More immigrants applying to become citizens
Mike Madden
Gannett News Service
Feb 22, 2007

WASHINGTON — More immigrants applied to become U.S. citizens last year than any year since 1999, thanks largely to the national debate over border security and illegal immigration.
Government officials, advocates for immigrants and demographers said the increased applications mirrored a similar spike about a decade ago, the last time illegal immigration was so prominent in national politics.
Applications for citizenship increased more than 19 percent over the 2005 fiscal year, with 721,268 immigrants seeking to become naturalized in fiscal 2006, according to U.S. Citizenship and Immigration Services officials. A total of 696,020 new citizens were sworn in during 2006.
“Every time there's an immigration debate, there's always a big surge in applications for naturalization,” said Dan Kane, a spokesman for the agency. Immigration officials also have proposed higher fees for naturalization and other services, which may be pushing immigrants to apply before costs rise. Citizenship applications in the first quarter of this fiscal year are on pace to exceed last year's totals.
The immigration debate has spurred fears of a backlash against immigrants as well as a concerted effort by community organizations to encourage eligible foreigners to become citizens.

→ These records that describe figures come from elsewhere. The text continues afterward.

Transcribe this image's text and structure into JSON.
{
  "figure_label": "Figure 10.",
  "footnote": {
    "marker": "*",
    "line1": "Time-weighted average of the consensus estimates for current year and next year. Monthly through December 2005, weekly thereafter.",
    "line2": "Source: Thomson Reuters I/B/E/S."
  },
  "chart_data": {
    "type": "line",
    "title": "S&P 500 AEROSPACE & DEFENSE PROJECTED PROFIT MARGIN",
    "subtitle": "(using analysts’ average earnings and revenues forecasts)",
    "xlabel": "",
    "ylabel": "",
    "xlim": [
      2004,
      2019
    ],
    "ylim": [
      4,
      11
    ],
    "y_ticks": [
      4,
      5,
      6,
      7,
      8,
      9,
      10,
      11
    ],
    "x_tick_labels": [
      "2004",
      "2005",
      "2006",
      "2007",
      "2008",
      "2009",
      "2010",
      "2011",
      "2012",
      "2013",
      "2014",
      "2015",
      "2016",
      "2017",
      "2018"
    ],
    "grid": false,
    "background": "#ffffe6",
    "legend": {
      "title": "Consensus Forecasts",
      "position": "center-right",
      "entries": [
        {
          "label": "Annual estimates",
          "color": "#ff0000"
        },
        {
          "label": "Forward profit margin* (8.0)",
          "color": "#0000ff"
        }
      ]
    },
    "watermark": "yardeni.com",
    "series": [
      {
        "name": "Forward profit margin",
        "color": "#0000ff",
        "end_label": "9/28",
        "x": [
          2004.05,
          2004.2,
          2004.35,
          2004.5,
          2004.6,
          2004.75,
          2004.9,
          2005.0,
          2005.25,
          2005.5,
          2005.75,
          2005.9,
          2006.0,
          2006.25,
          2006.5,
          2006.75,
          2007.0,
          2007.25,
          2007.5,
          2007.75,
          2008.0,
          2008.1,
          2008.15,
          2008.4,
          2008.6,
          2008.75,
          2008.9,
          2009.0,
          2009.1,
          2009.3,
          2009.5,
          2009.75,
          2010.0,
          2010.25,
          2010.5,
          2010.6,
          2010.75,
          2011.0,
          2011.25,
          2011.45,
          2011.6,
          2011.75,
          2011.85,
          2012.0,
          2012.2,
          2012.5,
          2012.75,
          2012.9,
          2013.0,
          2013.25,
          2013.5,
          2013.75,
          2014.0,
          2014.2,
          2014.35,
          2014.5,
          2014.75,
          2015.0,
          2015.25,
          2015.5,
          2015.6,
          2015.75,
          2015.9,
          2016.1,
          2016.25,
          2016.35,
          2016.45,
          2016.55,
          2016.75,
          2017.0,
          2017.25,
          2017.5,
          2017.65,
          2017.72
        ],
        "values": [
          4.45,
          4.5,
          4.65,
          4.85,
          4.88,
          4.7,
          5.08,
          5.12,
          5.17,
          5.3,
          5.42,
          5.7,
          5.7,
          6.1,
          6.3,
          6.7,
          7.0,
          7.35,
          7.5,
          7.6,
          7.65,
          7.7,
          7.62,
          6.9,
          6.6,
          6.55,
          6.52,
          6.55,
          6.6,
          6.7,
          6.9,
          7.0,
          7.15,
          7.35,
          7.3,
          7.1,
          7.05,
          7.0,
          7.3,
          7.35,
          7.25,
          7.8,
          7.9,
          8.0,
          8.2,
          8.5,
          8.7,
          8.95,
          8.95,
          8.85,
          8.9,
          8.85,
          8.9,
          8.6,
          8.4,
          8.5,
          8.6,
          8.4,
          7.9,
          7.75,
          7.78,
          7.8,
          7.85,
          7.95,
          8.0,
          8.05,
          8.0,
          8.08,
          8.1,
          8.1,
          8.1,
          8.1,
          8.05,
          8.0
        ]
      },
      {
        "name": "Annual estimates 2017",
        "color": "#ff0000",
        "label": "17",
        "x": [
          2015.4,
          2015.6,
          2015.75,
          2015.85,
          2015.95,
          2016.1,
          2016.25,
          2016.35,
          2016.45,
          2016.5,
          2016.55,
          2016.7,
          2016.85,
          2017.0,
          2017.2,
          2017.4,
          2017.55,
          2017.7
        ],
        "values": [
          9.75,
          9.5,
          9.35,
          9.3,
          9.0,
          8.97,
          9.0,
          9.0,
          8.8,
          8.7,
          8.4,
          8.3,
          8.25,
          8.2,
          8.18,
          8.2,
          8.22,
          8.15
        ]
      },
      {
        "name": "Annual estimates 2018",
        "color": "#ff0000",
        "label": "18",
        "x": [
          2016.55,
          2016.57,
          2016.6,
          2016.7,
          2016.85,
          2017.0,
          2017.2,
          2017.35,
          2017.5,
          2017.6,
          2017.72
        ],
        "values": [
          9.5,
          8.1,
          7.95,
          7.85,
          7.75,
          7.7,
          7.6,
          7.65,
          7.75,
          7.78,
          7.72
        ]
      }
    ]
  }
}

“Many of these people, they have been here for years and years,” said Reyna Polanco, an organizer with the Arizona Coalition for Migrant Rights, a group based in Phoenix that ran citizenship drives last year. “Some people, they came when they were two years old and they never decided to become American. ... With all these anti-immigrant propositions and all the proposals coming, they want to vote.”
Polanco's group and others that target Asian and African immigrants put their outreach efforts into overdrive last year as Congress debated sweeping changes to immigration laws. Organizers and immigrants were shocked in late 2005 when the House passed a bill that would have made it a felony to live in the United States without legal permission.
The sometimes ugly tone of the debate over illegal immigration — political ads played up the dangers of lax border security and state referendums restricted services to undocumented foreigners — led some immigrants to become citizens after years of living here with “green cards” as permanent legal residents.
“A lot of people felt that they didn't need to take that step to be considered a member of the community — a respectable, acceptable member of the community,” said Clarissa Martinez de Castro, director of state and local policy for the National Council of La Raza, the nation's largest Latino civil rights group. “People are getting shaken in their foundation of that belief.”
Government officials haven't published statistics on where the last year's new citizens came from. In previous years, most came from Mexico, China, India and the Philippines. State-by-state information on where the new citizens have settled will be available later this year.
Some analysts say the jump in citizenship applications could change the national political landscape — just as California's political landscape changed after 1994. That change occurred after a state law restricting services to undocumented immigrants led to an increase in citizenship applications.
“There is also a positive element to this whole dynamic, which is that the way that we can stop the demagogues and the reactionaries from insulting us on a daily basis on television is to become citizens, to register and to vote because that is what matters in a democracy,” said Sergio Bendixen, a Democratic pollster based in Miami who studies Latino public opinion.
Others doubted any new surge in Latino political action will result, but they still hailed the increase in citizenship applications.